The worst-affected regions would be the Chota Nagpur Plateau, northeastern India, and Bangladesh, according to the study published by the US journal Science Advances.

"Our findings have significant implications to the ongoing considerations regarding climate change policy," said the study, which is based on detailed computer simulations using the best available global circulation models.

The research is based on two climate models. One is a "business-as-usual" scenario in which little is done to contain climate change, and the second is aimed at limiting temperature rise to well below 2 C, as pledged by more than 190 nations under the 2015 Paris climate accord.

The study is the first of its kind to look not just at temperatures, but at the forecast of "wet-bulb temperature," which combines temperature, humidity and the body's ability to cool down.
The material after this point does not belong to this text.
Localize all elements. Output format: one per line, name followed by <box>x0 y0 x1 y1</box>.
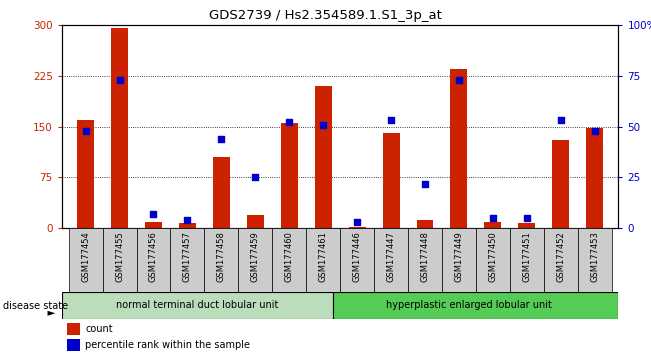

The survivability threshold is considered to be 35 C.

"It is hard to imagine conditions that are too hot for people to survive for a more than a few minutes, but that is exactly what is being discussed in this paper," said Stanford University climate scientist Chris Field, who was not involved in the study. "And of course, the danger threshold for punishing heat and humidity is lower for people who are ill or elderly."

Under a business-as-usual scenario, "wet-bulb temperatures are projected to approach the survivability threshold over most of South Asia, and exceed it at a few locations, by the end of the century," said the report.

About 30 percent of the population in the region would be exposed to these harmful temperatures, said the report.

The densely populated farming regions of South Asia could fare the worst, because workers are exposed to heat with little opportunity for escape into air-conditioned environments.

"Deadly heat waves could begin within as little as a few decades to strike regions of India, Pakistan, and Bangladesh, including the fertile Indus and Ganges river basins that produce much of the region's food supply," said the report.

But researchers said their models gave cause for hope, too. Under the scenario in which steps are taken to limit warming over the coming decades, the population exposed to harmful wet-bulb temperatures would increase from zero to just 2 percent.

Temperatures would still reach dangerous levels (over 31 C), but would not be quite so close to the fatal threshold.

"There is value in mitigation, as far as public health and reducing heat waves," said lead author Elfatih Eltahirhe, professor of environmental engineering at the Massachusetts Institute of Technology.

"With mitigation, we hope we will be able to avoid these severe projections. This is not something that is unavoidable."

Deadly heat is already common. In 2015, a heat wave across India and Pakistan killed 3,500 people. Disaster management officials already have urged India's cities and states to create heat action plans, after recording 13 of the country's hottest 15 years on record since 2002.